The path forward, I believe, requires more than just intellectual humility. It also requires a willingness to synthesize these seemingly opposed worldviews, and a commitment to a tireless reevaluation of the technology before us. The ultimate question is not if we should choose the path of scaling or the path of cognitive science, but how we can weave them together to guide the raw power of our modern AI alchemy with the deep understanding of a true science of intelligence.
In todays world I'm most worried about the devide between the world of high end AGI and the dominant role stupidity will still be playing in how the world functions. I say stupidity because there are two tiers to distinguish. The first being: the high speed (short term gains) progression in the field of AI and the second being the growing group of people for whom the first is impossible to keep up with and it's gains will not benefit them.

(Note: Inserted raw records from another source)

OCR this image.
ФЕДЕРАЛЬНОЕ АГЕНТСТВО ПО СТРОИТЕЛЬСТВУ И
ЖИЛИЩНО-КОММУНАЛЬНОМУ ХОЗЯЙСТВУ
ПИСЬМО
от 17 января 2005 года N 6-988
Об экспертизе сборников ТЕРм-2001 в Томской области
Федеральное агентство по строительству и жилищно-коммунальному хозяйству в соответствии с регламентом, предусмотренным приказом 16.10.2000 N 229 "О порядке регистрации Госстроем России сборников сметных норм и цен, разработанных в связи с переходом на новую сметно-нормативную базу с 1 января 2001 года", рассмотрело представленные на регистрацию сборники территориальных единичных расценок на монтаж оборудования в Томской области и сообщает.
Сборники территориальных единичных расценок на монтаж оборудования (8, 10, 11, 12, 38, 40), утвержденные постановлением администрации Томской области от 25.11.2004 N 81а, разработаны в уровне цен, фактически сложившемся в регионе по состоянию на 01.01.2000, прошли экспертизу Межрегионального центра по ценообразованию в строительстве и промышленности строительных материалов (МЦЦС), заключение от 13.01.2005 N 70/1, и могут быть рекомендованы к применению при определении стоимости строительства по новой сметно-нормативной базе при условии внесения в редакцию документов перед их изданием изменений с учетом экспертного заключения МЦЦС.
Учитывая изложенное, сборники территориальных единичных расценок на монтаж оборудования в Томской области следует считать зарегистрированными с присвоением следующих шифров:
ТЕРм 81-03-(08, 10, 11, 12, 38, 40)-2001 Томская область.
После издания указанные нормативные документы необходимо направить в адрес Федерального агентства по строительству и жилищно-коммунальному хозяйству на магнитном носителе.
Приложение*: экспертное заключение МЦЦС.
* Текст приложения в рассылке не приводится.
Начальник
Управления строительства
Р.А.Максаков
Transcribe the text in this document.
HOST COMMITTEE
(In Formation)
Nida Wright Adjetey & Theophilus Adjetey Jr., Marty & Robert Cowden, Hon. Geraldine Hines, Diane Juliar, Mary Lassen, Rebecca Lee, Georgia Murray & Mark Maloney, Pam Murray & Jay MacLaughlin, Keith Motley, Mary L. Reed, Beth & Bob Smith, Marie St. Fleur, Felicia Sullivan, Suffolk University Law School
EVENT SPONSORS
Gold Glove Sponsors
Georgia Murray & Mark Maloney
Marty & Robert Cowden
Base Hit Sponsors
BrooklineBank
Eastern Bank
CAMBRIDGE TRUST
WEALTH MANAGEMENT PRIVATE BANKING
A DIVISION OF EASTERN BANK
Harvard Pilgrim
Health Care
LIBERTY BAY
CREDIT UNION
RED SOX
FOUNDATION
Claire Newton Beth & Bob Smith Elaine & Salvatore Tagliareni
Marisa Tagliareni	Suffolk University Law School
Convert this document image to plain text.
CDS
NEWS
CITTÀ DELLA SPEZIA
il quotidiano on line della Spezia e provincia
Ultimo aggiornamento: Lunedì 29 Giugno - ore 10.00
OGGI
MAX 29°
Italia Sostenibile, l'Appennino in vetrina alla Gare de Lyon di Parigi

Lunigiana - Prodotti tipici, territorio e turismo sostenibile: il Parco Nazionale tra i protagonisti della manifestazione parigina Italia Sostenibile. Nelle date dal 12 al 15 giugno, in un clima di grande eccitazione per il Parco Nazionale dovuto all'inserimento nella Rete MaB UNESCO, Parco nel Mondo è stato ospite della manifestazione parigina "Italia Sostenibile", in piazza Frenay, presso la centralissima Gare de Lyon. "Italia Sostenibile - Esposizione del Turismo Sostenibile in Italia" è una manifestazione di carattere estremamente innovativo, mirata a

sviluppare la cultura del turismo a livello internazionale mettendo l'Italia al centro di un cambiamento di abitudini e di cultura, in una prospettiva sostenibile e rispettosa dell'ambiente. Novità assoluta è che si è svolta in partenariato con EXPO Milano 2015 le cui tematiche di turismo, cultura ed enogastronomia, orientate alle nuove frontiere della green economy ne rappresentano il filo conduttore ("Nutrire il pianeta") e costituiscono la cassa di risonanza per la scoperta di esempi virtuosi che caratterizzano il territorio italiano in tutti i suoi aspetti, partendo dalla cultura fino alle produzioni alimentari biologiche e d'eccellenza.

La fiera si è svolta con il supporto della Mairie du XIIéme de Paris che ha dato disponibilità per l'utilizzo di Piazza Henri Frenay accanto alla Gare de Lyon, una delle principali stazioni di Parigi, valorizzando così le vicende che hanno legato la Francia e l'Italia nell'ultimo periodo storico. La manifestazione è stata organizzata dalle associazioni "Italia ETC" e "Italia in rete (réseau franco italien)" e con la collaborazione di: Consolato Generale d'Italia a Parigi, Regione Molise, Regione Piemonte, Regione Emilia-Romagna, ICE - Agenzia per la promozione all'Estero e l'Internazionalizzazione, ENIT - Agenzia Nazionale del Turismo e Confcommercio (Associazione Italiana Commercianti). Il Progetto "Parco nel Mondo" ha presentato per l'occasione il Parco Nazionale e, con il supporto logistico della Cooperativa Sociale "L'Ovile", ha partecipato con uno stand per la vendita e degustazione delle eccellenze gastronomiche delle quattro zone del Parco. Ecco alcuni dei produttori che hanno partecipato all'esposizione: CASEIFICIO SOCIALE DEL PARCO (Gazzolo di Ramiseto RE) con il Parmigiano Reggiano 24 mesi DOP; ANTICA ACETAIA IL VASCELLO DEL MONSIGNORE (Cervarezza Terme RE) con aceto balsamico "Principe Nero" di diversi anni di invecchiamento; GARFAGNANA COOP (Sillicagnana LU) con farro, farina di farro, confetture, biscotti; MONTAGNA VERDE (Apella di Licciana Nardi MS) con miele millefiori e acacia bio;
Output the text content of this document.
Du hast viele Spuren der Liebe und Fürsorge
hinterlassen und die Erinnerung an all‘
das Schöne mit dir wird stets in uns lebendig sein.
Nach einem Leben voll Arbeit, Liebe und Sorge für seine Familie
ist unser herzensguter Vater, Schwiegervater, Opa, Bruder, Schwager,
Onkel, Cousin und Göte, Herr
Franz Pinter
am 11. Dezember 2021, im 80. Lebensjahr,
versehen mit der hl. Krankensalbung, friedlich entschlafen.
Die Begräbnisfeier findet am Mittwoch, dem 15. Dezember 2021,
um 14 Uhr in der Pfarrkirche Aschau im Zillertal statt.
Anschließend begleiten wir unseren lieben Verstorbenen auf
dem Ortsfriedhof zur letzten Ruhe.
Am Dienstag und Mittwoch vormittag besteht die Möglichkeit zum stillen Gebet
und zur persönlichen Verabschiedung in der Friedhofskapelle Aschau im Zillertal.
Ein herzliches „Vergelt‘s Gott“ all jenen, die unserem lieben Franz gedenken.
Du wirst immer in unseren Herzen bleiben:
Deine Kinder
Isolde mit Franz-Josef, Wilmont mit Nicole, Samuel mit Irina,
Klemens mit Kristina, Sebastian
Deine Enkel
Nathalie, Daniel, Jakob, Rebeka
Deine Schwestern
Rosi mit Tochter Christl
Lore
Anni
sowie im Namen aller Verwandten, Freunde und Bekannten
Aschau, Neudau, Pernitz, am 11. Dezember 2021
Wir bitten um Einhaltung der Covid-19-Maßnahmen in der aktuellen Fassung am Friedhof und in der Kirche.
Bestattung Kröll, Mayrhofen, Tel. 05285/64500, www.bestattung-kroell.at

Having an administration that is actively and strategically stimulating this growing devide, by controling/censoring both education and the media, the importance of truth and knowledge in general has never been greater.
Good read. With regard to the third fallacy, I think we're stuck with human language in all its complexity and ambiguity (and metaphor), but as your post illustrates, I also think we can use that language constructively and usefully.
As an aside, because I started doing assembly level programming back when the 6502 and Z80 were modern CPUs, I've never suffered Moravec's Paradox. I know exactly how powerful, and how limited, von Neumann architecture is. That general computational platform, as opposed to the architectural platform of living brains, may be the ultimate limit for deep-learning computation. (Or not, though I tend to align with the Cognitive view.)